Tashkent History

The exact time of founding of the city is unknown. For the first time, the area coinciding with the area of Tashkent is mentioned in the Chinese primary sources of II century BC under the name of Yuini. In the later sources the same area was called Zheshi, Chach, Shash or Shi. The sign corresponding to the last sound combination is used in the meaning of “stone” that often compares with a Turkic name tash «stone» + kend «settlement». It is necessary to notice, that for the first time the name of Tashkent was mentioned only in XI century.

The first urban settlement in this area has sprung up in IV-V c. B.C. During this period Tashkent is mentioned in primary sources as the city of Chach (Shash). Also, a number of implements were found in the territory of this ancient settlement. The sets of bronze mirrors and coins of states of the beginning of the new era were also found in the burial mounds near Tashkent.

In the IV century Chach region merges in the newly created Turkic Kaganate. The Kaganate had its borders stretched till Korean kingdom named Koguryo in the East and till Azov and Black Sea in the West. In the VII century Kaganate had been having domestic troubles by the reason of power struggle between a number of political groups. This made the Kaganate break into separate territories. 

In the beginning of VIII century Chach was conquered by Arabs. In VIII-IX centuries it had the name of Binkent as the center of independent state named Chach (Shash). According to the calculations which were made by Arabian scientists, the location of Binkent aligned with the location of Tashkent.

In IX-X centuries the city becomes a part of the state of Samanids, since the end of X and the beginning of XIII centuries it is a part of the state of Karakhanids and Karachinese. In the beginning of XIII century Tashkent was conquered by Muhammed Ala-ad-din the shah of Khorezm. In 1214 on an order of the shah the city was destroyed and the habitants were resettled to another place.

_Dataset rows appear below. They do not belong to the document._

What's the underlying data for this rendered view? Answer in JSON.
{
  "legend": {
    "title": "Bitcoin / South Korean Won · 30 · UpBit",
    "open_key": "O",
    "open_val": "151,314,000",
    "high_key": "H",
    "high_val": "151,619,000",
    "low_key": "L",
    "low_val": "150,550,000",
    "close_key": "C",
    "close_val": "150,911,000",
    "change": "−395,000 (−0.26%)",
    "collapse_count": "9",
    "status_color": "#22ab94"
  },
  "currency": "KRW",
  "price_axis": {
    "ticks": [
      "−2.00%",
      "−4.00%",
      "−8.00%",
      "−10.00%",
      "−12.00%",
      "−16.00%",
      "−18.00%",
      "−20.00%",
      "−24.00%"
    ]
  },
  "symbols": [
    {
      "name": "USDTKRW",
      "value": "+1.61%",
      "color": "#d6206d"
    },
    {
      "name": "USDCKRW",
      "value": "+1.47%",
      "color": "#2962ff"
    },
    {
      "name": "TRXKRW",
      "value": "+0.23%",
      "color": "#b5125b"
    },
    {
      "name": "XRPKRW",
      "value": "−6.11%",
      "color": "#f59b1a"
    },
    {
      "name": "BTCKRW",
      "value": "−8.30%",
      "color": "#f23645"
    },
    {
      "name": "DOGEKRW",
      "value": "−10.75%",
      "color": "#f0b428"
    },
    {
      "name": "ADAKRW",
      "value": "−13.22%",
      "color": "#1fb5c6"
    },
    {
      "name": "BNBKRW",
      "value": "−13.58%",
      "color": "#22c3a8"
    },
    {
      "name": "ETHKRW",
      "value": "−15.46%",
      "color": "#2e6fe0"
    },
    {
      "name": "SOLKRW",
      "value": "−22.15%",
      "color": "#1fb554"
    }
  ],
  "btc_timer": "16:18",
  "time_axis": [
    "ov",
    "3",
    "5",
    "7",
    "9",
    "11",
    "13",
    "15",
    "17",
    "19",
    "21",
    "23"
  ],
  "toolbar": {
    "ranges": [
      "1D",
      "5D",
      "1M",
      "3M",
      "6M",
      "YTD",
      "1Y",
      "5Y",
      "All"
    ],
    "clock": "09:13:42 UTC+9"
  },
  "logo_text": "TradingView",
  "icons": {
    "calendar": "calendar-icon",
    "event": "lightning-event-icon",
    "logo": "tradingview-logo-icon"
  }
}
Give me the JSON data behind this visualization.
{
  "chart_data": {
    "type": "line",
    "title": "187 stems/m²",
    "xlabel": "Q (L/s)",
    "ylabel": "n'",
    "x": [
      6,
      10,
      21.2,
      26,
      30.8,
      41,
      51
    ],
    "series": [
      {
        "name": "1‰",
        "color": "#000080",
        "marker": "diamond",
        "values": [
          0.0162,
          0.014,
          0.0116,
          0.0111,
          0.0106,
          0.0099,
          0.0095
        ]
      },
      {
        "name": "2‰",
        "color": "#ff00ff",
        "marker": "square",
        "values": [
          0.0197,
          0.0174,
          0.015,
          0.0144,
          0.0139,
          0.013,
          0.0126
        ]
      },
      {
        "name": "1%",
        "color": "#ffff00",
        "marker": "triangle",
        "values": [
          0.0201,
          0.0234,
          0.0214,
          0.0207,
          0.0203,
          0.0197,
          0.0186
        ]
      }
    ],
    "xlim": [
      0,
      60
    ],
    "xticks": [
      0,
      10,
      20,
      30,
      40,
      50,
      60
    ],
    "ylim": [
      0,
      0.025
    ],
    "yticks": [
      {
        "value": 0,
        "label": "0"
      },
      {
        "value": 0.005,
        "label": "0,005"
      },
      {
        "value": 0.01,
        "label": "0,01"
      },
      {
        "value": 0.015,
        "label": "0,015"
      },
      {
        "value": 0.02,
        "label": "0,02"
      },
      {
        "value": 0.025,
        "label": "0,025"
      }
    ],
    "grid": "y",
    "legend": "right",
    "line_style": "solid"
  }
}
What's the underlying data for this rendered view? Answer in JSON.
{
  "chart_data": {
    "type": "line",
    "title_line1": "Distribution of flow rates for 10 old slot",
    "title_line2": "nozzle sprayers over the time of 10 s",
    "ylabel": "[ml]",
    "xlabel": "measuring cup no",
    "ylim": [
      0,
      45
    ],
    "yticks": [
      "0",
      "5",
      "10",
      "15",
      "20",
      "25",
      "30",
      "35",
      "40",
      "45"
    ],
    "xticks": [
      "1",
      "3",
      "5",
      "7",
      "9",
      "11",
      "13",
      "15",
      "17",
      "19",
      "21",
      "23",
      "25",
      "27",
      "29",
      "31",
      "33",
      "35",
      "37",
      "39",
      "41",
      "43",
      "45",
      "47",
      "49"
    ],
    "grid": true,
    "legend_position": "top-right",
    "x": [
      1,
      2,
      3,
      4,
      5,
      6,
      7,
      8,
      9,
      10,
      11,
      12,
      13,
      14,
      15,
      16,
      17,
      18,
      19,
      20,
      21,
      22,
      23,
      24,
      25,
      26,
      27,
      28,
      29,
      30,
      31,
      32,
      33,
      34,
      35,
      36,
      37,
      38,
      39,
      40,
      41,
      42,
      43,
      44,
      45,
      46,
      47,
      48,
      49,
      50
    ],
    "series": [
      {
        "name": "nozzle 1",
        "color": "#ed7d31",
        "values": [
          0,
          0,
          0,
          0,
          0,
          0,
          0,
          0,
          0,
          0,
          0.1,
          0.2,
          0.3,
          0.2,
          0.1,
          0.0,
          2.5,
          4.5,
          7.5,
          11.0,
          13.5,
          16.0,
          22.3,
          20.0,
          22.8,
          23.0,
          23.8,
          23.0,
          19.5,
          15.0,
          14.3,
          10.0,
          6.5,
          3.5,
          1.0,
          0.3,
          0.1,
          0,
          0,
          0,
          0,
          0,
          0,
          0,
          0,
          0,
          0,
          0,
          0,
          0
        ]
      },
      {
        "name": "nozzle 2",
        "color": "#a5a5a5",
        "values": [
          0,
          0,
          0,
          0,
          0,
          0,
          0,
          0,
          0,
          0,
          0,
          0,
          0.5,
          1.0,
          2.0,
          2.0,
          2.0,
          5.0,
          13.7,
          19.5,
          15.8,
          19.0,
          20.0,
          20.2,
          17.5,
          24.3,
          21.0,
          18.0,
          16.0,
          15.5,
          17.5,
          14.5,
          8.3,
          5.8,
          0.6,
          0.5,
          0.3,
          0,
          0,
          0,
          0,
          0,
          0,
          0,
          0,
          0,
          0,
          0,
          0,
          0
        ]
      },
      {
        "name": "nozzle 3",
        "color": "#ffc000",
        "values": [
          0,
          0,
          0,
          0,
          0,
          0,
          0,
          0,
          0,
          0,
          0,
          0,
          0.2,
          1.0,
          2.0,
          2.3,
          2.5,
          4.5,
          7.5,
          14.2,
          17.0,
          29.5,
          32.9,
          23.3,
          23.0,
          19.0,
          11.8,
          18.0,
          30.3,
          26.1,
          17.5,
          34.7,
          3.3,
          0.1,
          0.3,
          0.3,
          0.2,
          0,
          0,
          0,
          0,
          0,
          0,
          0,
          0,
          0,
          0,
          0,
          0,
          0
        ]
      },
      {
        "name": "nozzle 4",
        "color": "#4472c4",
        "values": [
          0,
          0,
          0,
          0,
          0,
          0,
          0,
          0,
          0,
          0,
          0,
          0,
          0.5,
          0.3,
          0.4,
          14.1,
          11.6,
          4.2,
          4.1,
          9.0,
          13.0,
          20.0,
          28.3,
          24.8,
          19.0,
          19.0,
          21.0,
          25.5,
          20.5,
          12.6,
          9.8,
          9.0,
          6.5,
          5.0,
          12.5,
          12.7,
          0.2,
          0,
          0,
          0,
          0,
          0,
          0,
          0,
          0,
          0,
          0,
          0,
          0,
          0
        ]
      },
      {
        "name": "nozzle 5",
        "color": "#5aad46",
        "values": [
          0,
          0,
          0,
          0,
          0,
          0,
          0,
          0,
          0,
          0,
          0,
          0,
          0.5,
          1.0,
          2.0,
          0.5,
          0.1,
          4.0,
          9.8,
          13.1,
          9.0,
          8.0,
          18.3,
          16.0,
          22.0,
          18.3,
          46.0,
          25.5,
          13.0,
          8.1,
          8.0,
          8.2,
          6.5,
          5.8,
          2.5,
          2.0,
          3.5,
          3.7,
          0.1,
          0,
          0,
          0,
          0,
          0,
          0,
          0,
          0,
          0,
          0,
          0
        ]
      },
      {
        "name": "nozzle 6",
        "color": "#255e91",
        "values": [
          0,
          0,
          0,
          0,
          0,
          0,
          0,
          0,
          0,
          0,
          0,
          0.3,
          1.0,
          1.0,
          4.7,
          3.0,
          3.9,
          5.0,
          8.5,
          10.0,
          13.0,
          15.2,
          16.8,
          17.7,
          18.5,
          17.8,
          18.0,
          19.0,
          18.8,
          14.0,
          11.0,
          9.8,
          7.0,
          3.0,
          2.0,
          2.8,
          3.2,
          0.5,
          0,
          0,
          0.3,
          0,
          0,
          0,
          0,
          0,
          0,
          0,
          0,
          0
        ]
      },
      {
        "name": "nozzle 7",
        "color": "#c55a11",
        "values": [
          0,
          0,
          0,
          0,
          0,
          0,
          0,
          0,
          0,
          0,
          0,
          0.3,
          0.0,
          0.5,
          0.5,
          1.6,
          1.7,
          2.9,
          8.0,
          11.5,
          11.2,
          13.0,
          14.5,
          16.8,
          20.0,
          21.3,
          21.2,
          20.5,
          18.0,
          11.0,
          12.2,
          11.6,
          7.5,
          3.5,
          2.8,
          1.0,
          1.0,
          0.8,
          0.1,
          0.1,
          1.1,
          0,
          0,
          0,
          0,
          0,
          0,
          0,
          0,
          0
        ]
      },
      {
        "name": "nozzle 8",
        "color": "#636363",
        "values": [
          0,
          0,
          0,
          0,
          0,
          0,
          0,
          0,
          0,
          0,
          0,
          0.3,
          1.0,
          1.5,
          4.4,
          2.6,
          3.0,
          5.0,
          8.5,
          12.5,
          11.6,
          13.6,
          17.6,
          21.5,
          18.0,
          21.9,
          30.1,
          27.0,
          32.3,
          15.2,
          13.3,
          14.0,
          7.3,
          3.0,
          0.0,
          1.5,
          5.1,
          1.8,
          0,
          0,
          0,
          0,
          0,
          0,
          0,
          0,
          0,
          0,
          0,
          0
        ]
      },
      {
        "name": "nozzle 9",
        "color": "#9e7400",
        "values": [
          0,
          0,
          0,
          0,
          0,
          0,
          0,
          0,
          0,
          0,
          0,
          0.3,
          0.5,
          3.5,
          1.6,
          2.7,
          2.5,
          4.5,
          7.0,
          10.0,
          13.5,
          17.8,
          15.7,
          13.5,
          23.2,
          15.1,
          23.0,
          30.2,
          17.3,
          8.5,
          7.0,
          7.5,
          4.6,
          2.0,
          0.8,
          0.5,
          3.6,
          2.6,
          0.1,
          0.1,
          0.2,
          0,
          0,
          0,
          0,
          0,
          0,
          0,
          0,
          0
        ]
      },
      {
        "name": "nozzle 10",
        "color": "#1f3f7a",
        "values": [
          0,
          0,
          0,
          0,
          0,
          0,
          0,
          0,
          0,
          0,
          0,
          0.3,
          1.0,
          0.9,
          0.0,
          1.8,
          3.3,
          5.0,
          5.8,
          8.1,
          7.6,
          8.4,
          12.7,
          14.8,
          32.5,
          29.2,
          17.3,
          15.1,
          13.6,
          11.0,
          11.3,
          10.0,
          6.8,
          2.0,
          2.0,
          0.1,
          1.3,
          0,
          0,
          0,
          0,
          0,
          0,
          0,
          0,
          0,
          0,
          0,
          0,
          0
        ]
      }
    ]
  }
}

In XIV century Tashkent was conquered by Timur (Tamerlan) and was made into one of the biggest fortresses of the state of Timurids. In the latter half of XVI century Tashkent had joined to Khanate of Bukhara. In XVII-XVIII cc. had been conquering by Kazakhs and Kalmyks. In 1809 it became a part of Khanate of Kokand and by the middle of XIX century became one of the largest centers of trade with Russian merchants.

June 15, 1865, the city of Tashkent was conquered by Russian troops under the command of general Chernyaev. In the end of XIX century Tashkent had achieved a big prosperity as the centre of Syrdarya region and Turkestan Governorate General. Near the old “Arabian” part of the city there had been built a new one - “Russian” city as a residence of the Governor. So, the urban life, in its European way of saying, was only in the “Russian” part where there were a lot of government departments, schools, scientific associations, etc.

After the revolution was end Tashkent became a part of Turkestan ASSR. In 1924, Samarkand became a capital of Uzbek SSR, but in 1930 Tashkent redeemed its capital name. During the Great Patriotic War the city of Tashkent became one of the main evacuation centers in the Soviet Union. In this time a large number of industrial enterprises, educational establishments, theatres, motion-picture studios (such as “Mosfilm” and “Lenfilm”) had been evacuated here from the west regions of the USSR.

The earthquake of 1966 became the largest shock for a postwar Tashkent. A large number of residence buildings, government departments and industrial enterprises had been destroyed in the result of the earthquake. According to some reports about 300.000 people were left without a roof over the head. The results of the earthquake had been eliminated during a few following years with the participation of all Soviet countries.

Since September 1991 and now Tashkent is the capital of the independent Republic of Uzbekistan and the centre of Tashkent region.